陳年艾草與菖蒲織出繩索,勒入血肉,天中五瑞之二的破邪降之氣沿血液入體,斷了他經脈氣血運行。

金色長劍紮入肺腑,卡在肋骨之間,血液將整個衣物都染成血色,妖類的身體都有非同尋常的恢覆力,此時血已經止住,雖然那痛楚極大,但拜前世所賜,身上的痛楚他基本可以無視了。

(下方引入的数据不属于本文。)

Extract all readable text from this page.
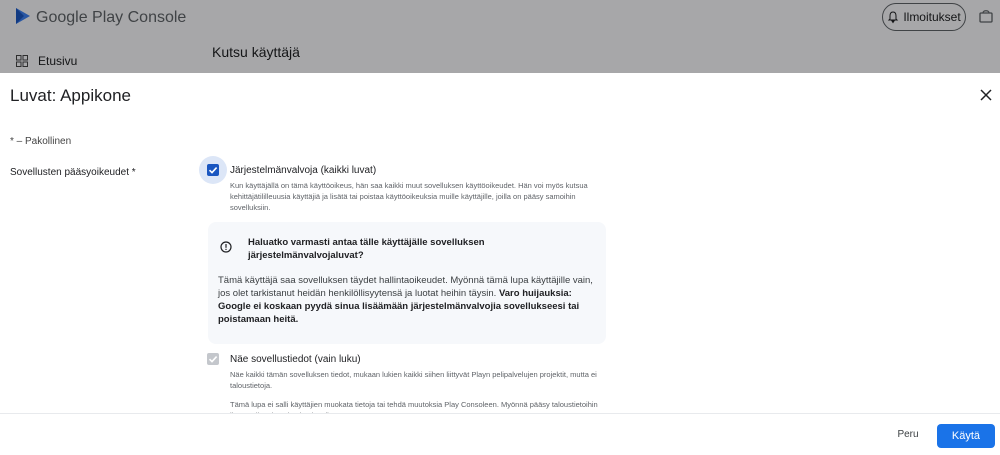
Google Play Console	Ilmoitukset
Etusivu
Kutsu käyttäjä
Luvat: Appikone
* – Pakollinen
Sovellusten pääsyoikeudet *	Järjestelmänvalvoja (kaikki luvat)
Kun käyttäjällä on tämä käyttöoikeus, hän saa kaikki muut sovelluksen käyttöoikeudet. Hän voi myös kutsua kehittäjätililleuusia käyttäjiä ja lisätä tai poistaa käyttöoikeuksia muille käyttäjille, joilla on pääsy samoihin sovelluksiin.
Haluatko varmasti antaa tälle käyttäjälle sovelluksen järjestelmänvalvojaluvat?
Tämä käyttäjä saa sovelluksen täydet hallintaoikeudet. Myönnä tämä lupa käyttäjille vain, jos olet tarkistanut heidän henkilöllisyytensä ja luotat heihin täysin. Varo huijauksia: Google ei koskaan pyydä sinua lisäämään järjestelmänvalvojia sovellukseesi tai poistamaan heitä.
Näe sovellustiedot (vain luku)
Näe kaikki tämän sovelluksen tiedot, mukaan lukien kaikki siihen liittyvät Playn pelipalvelujen projektit, mutta ei taloustietoja.
Tämä lupa ei salli käyttäjien muokata tietoja tai tehdä muutoksia Play Consoleen. Myönnä pääsy taloustietoihin
Peru	Käytä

雖然勉力保持著神智清醒,但姬夷召依然覺得死不過遲早之事。

人與妖……我居然當時被黃帝殘留的王霸之氣震的七昏八素,就那麽撞進去了。

要不要這麽丟臉……

他試圖動用妖力疏解內傷,卻發現那長劍自帶玄力,是真正的妖物克星,不僅完全用不出一絲,更在侵蝕妖骨,斷他根基。

不行,若是就這樣變成人,以他傷勢,絕無活命之理。

真是煩燥,才二十年就要死回去嗎?

正想著,卻聽見牢門“吱呀”一聲開啟,透出些許光芒出來。

是要審問嗎?姬夷召勉強打起精神,準備應付。

然後,他楞住了。

進來的是豢丹。

艹,這種想撲進他懷裏喊痛的呻吟是哪來的,我一定是被什麽上身了!

勉強笑了笑,表示還死不了,姬夷召低下頭,他不知情況如今是何,還是不要妄動的好。

豢丹面無表情的上前目光那見就不凡的寶劍上掠過,落到艾草與菖蒲編出的繩索上,最後觀察他的血色命氣,悄然握緊了拳頭。

上前數步,丹突然轉手一箭,破空而出。

身後侍者閃躲不及,一箭被紮入右肩,被巨大力道帶起,生生釘在墻上。

豢丹凝視玄女留在金劍與繩索上的符印,確定那不是自己擅長的東西,沒有遲疑,眉心火雲印記閃動,指尖突然冒出一縷幽火。

那火沒有溫暖安靜,瞬間就照亮了整個空間。

帶火的指尖掠過符印、繩索、長劍,帶出極為刺耳的金鐵溶化之音,仿佛有火星飛濺。

燒斷繩索的下一秒,豢丹拔出長劍,將無力落下的姬夷召整個人抱在懷裏。

“你……這是玄女廟宇,你這麽打臉他不會放過你……”姬夷召輕聲說。

“你傷勢太重,勿要多話。”豢丹將他負在身後,撕下衣襟將兩人捆在一起。

姬夷召將頭擱在他肩上,卻覺得他和身體比正常人要低了數度,但此刻不是追問之時,他只是微微皺眉。

豢丹速度極快,幾乎轉眼間就帶姬夷召離開地牢。

在到達出口之時,一記白練挾帶厲嘯,破空而來。

做為此地之主,豢丹可再快也快不過她,玄女萬沒想到豢丹如此大膽,此刻舉動真心將她激怒,是以下手不再留情,她久受萬民祭祀,如今只是神念一動,天地願地揮如臂指,生生壓下豢丹箭勢,只是數息之間,就已經險象叢生。

豢丹神色沈穩,交手數招後似知自己不敵,眉心焰火再動,卻比剛剛更加明艷,幾乎紅的要滴出血來。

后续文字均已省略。